While I watched the red-necked phalaropes in the pond ..... -- Photo by Pat Bean

Adventures with Pepper

Pepper played around in the buttercups -- Photo by Pat Bean

The roadsides between Wichita Falls and Amarillo were strewn with wildflowers in abundance this past week. While Texas’ glorious spring bluebonnets have already disappeared, purple penstemons, golden coreopsis, scarlet Indian paintbrush, and white prickly poppy blossoms stood in nicely.

And then when Pepper and I pulled into a fancy rest stop, complete with a sign near the entrance to the information center that warned visitors to be aware of rattlesnakes, there was a large field of buttercups. I feel sorry for anyone who doesn’t thrill at such a sight.

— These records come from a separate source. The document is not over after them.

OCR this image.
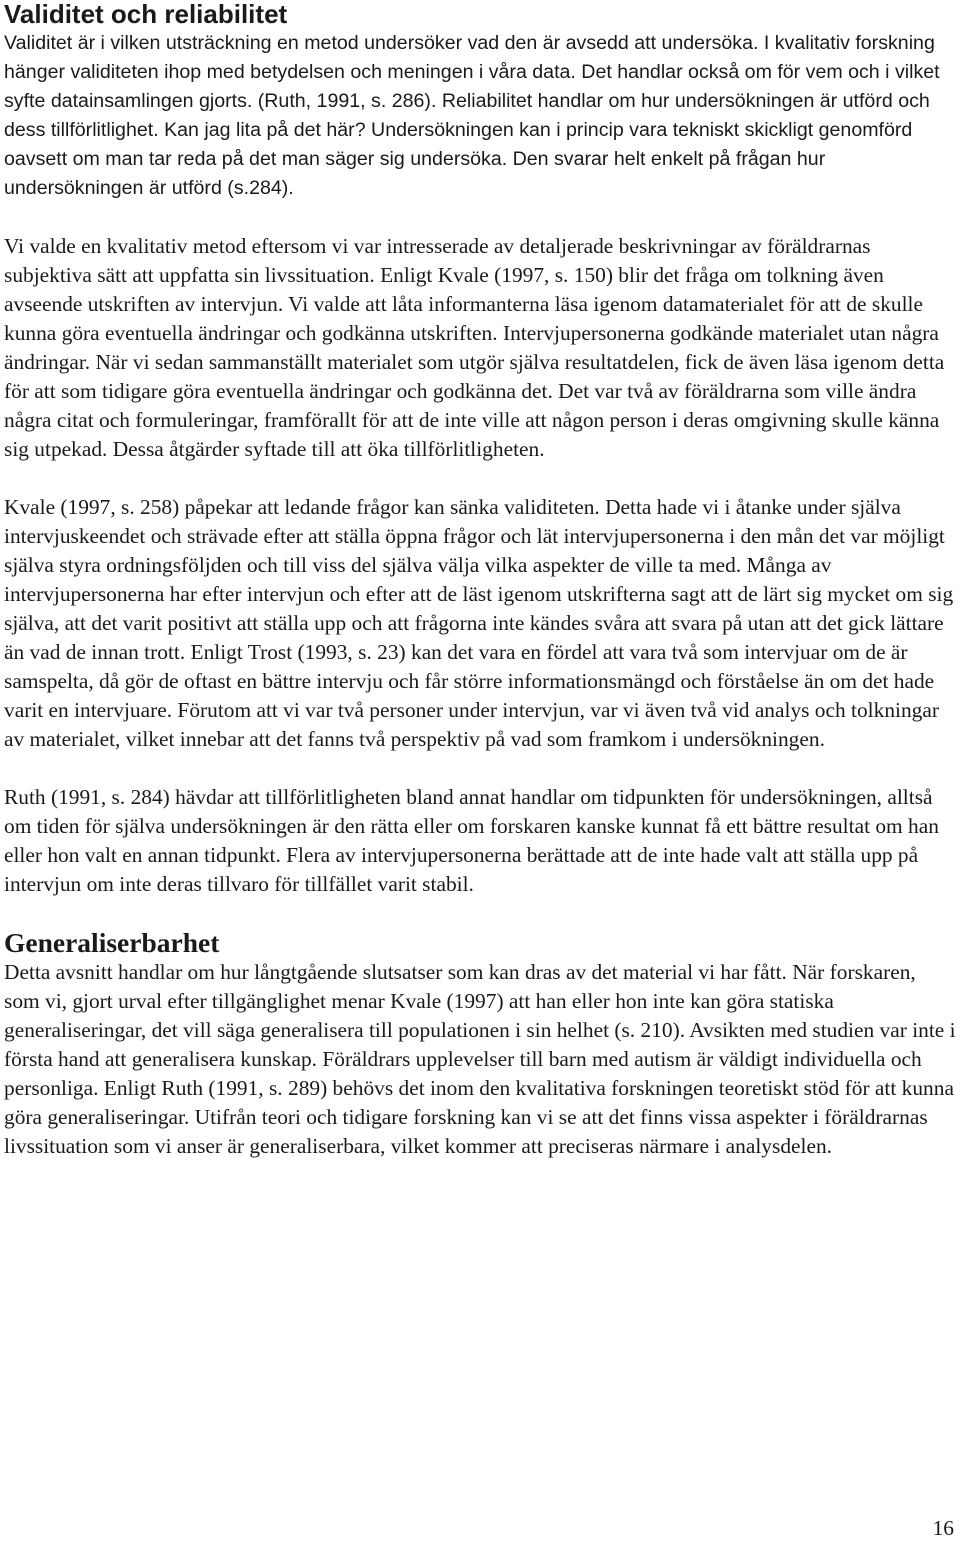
Validitet och reliabilitet

Validitet är i vilken utsträckning en metod undersöker vad den är avsedd att undersöka. I kvalitativ forskning hänger validiteten ihop med betydelsen och meningen i våra data. Det handlar också om för vem och i vilket syfte datainsamlingen gjorts. (Ruth, 1991, s. 286). Reliabilitet handlar om hur undersökningen är utförd och dess tillförlitlighet. Kan jag lita på det här? Undersökningen kan i princip vara tekniskt skickligt genomförd oavsett om man tar reda på det man säger sig undersöka. Den svarar helt enkelt på frågan hur undersökningen är utförd (s.284).

Vi valde en kvalitativ metod eftersom vi var intresserade av detaljerade beskrivningar av föräldrarnas subjektiva sätt att uppfatta sin livssituation. Enligt Kvale (1997, s. 150) blir det fråga om tolkning även avseende utskriften av intervjun. Vi valde att låta informanterna läsa igenom datamaterialet för att de skulle kunna göra eventuella ändringar och godkänna utskriften. Intervjupersonerna godkände materialet utan några ändringar. När vi sedan sammanställt materialet som utgör själva resultatdelen, fick de även läsa igenom detta för att som tidigare göra eventuella ändringar och godkänna det. Det var två av föräldrarna som ville ändra några citat och formuleringar, framförallt för att de inte ville att någon person i deras omgivning skulle känna sig utpekad. Dessa åtgärder syftade till att öka tillförlitligheten.

Kvale (1997, s. 258) påpekar att ledande frågor kan sänka validiteten. Detta hade vi i åtanke under själva intervjuskeendet och strävade efter att ställa öppna frågor och lät intervjupersonerna i den mån det var möjligt själva styra ordningsföljden och till viss del själva välja vilka aspekter de ville ta med. Många av intervjupersonerna har efter intervjun och efter att de läst igenom utskrifterna sagt att de lärt sig mycket om sig själva, att det varit positivt att ställa upp och att frågorna inte kändes svåra att svara på utan att det gick lättare än vad de innan trott. Enligt Trost (1993, s. 23) kan det vara en fördel att vara två som intervjuar om de är samspelta, då gör de oftast en bättre intervju och får större informationsmängd och förståelse än om det hade varit en intervjuare. Förutom att vi var två personer under intervjun, var vi även två vid analys och tolkningar av materialet, vilket innebar att det fanns två perspektiv på vad som framkom i undersökningen.

Ruth (1991, s. 284) hävdar att tillförlitligheten bland annat handlar om tidpunkten för undersökningen, alltså om tiden för själva undersökningen är den rätta eller om forskaren kanske kunnat få ett bättre resultat om han eller hon valt en annan tidpunkt. Flera av intervjupersonerna berättade att de inte hade valt att ställa upp på intervjun om inte deras tillvaro för tillfället varit stabil.

Generaliserbarhet

Detta avsnitt handlar om hur långtgående slutsatser som kan dras av det material vi har fått. När forskaren, som vi, gjort urval efter tillgänglighet menar Kvale (1997) att han eller hon inte kan göra statiska generaliseringar, det vill säga generalisera till populationen i sin helhet (s. 210). Avsikten med studien var inte i första hand att generalisera kunskap. Föräldrars upplevelser till barn med autism är väldigt individuella och personliga. Enligt Ruth (1991, s. 289) behövs det inom den kvalitativa forskningen teoretiskt stöd för att kunna göra generaliseringar. Utifrån teori och tidigare forskning kan vi se att det finns vissa aspekter i föräldrarnas livssituation som vi anser är generaliserbara, vilket kommer att preciseras närmare i analysdelen.

16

Beyond the flowers, there was a small pond with a dozen or so phalaropes doing their thing.

And the Texas nasties got her. -- Photo by Pat Bean

Phalaropes swim in circles to stir up the water and bring up their dinner. I’ve seen thousands of them do this on the Great Salt Lake in Utah, where they fill up on brine shrimp eggs before continuing their migration.

There were only about a dozen, however, on this small pond.

While I watched these small birds, Pepper decided to explore the buttercups. When I looked around, she was having a blast bounding among them. Watching her made me laugh out loud – well until she tired and came back to stand beside me.

It took me half an hour of picking and brushing and cutting of hair before Pepper wasn’t as prickly as a cactus. That sign that warned about snakes should have also mentioned Texas’ nasty burs.